Reality is...

When I started this blog, I made myself a promise. A promise that I would be honest and open about all of it. So here is the cold ugly truth.  I am going to be single forever.

I was single before this. Not necessarily by choice but because I'm fat, old and super picky. But now I am S-I-N-G-L-E for realsies. 

In the past, if I wanted 'company*', I could do so with little to no concerns or issues. But now...now I have a little person who is super impressionable that I have to consider. 

This is the child that mimics me when we talk or as I'm doing things around him. Not as a way of sassin' but because he's watching me and listening to me for clues to how he should behave or treat others. 

Not to mention, I already have a hundred-pound dog that has jealousy issues, I don't need to scar this little person with some jackwad I might bring into his life.  I feel like that's been done enough in his life and he deserves better. 

This latest incident with him calling strange men "Daddy" is also another reason he needs my attention and love before my "needs".

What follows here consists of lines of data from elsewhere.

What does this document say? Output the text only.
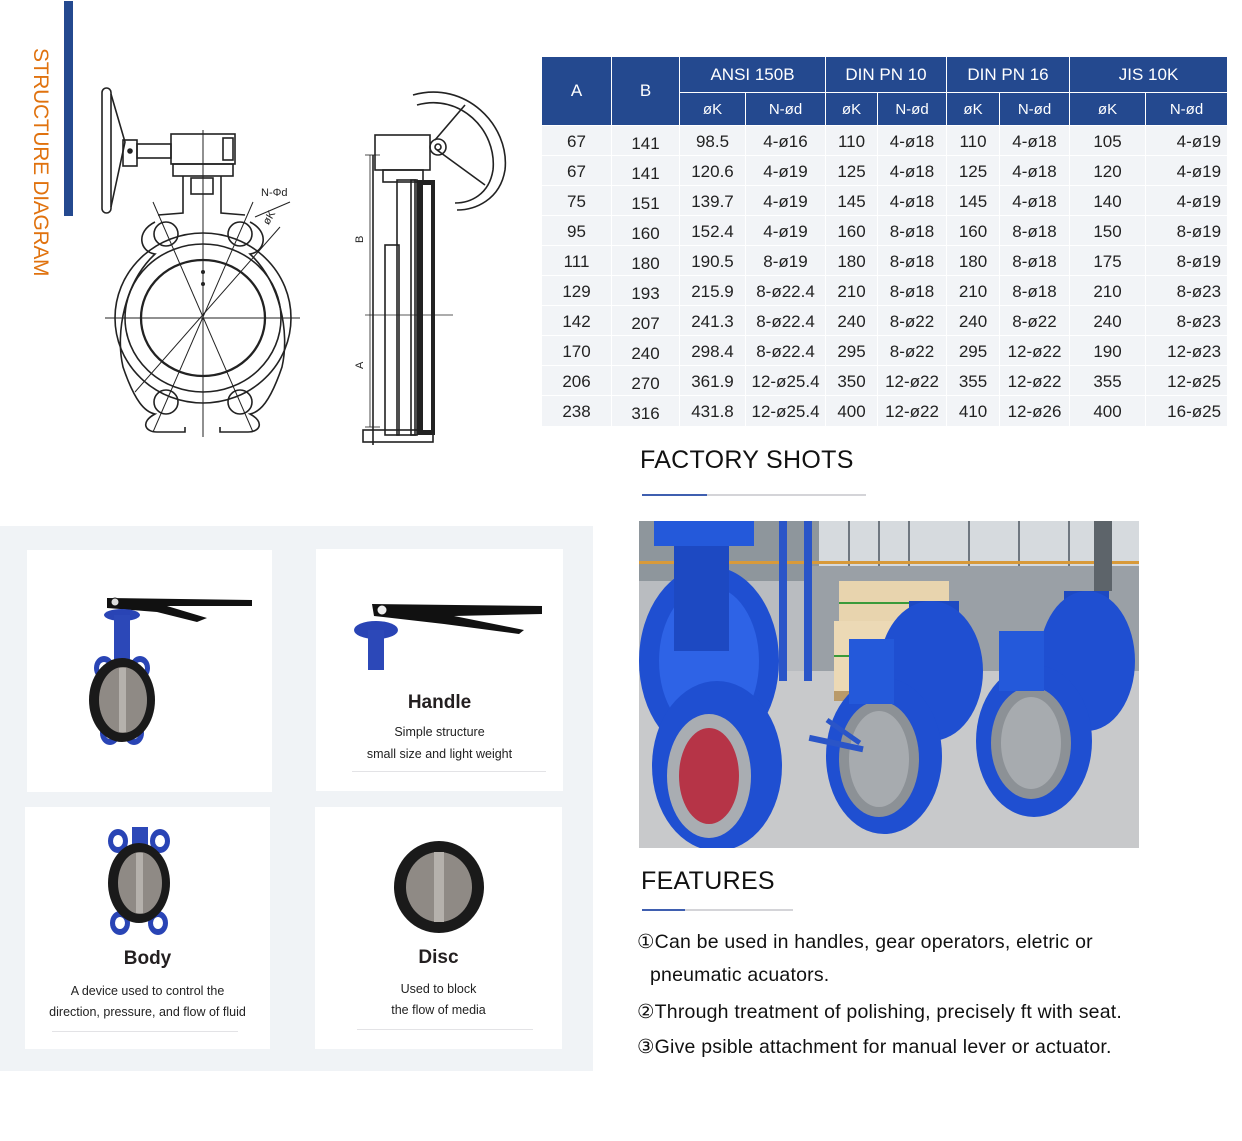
STRUCTURE DIAGRAM	N-Φd
øK
B
A
A	B	ANSI 150B		DIN PN 10		DIN PN 16		JIS 10K	
		øK	N-ød	øK	N-ød	øK	N-ød	øK	N-ød
67	141	98.5	4-ø16	110	4-ø18	110	4-ø18	105	4-ø19
67	141	120.6	4-ø19	125	4-ø18	125	4-ø18	120	4-ø19
75	151	139.7	4-ø19	145	4-ø18	145	4-ø18	140	4-ø19
95	160	152.4	4-ø19	160	8-ø18	160	8-ø18	150	8-ø19
111	180	190.5	8-ø19	180	8-ø18	180	8-ø18	175	8-ø19
129	193	215.9	8-ø22.4	210	8-ø18	210	8-ø18	210	8-ø23
142	207	241.3	8-ø22.4	240	8-ø22	240	8-ø22	240	8-ø23
170	240	298.4	8-ø22.4	295	8-ø22	295	12-ø22	190	12-ø23
206	270	361.9	12-ø25.4	350	12-ø22	355	12-ø22	355	12-ø25
238	316	431.8	12-ø25.4	400	12-ø22	410	12-ø26	400	16-ø25
FACTORY SHOTS
Handle
Simple structure
small size and light weight
Body
A device used to control the
direction, pressure, and flow of fluid
Disc
Used to block
the flow of media
FEATURES
①Can be used in handles, gear operators, eletric or
pneumatic acuators.
②Through treatment of polishing, precisely ft with seat.
③Give psible attachment for manual lever or actuator.
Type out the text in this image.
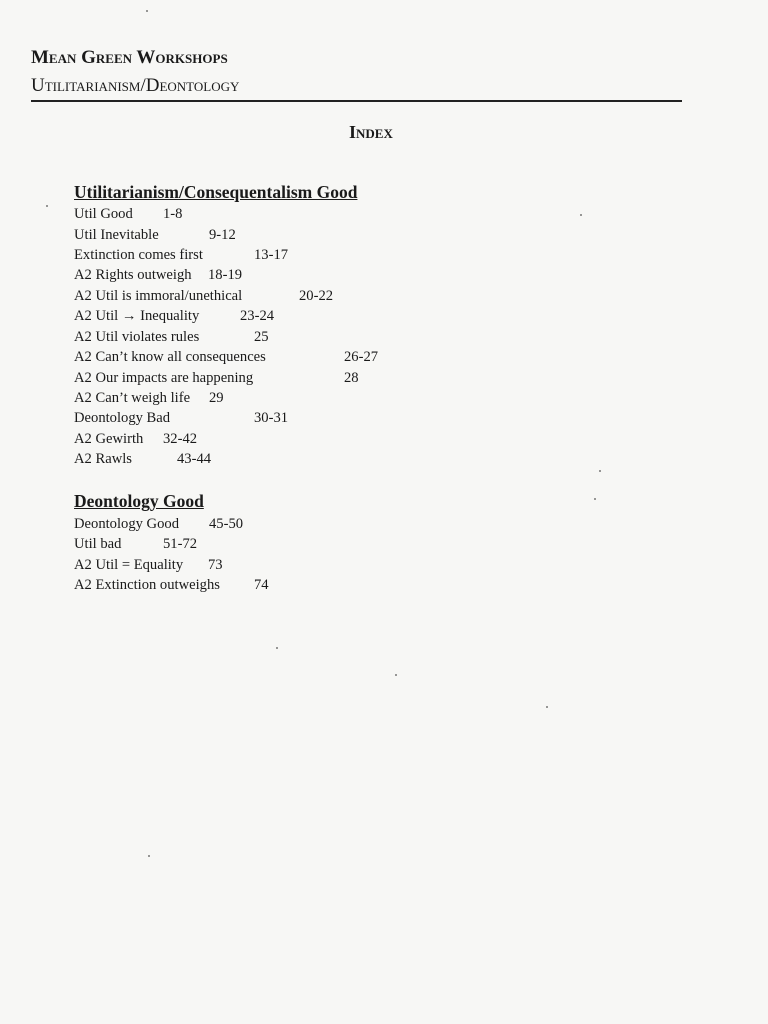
Mean Green Workshops
Utilitarianism/Deontology
Index
Utilitarianism/Consequentalism Good
Util Good 1-8
Util Inevitable	9-12
Extinction comes first	13-17
A2 Rights outweigh 18-19
A2 Util is immoral/unethical	20-22
A2 Util → Inequality	23-24
A2 Util violates rules	25
A2 Can’t know all consequences	26-27
A2 Our impacts are happening	28
A2 Can’t weigh life 29
Deontology Bad	30-31
A2 Gewirth 32-42
A2 Rawls	43-44
Deontology Good
Deontology Good 45-50
Util bad	51-72
A2 Util = Equality 73
A2 Extinction outweighs 74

On the flip side of this is the fact that I spent the last 8 years single and kept telling myself and others that dating was hard for me because I have a hard time bringing new furniture into my life, let alone letting some dude share my bed and free time. 


Instead of furniture, I get a child. Makes perfect sense. 




* - this is code for getting lucky.  But if my mother is reading this, it's code for reading a book with a book club.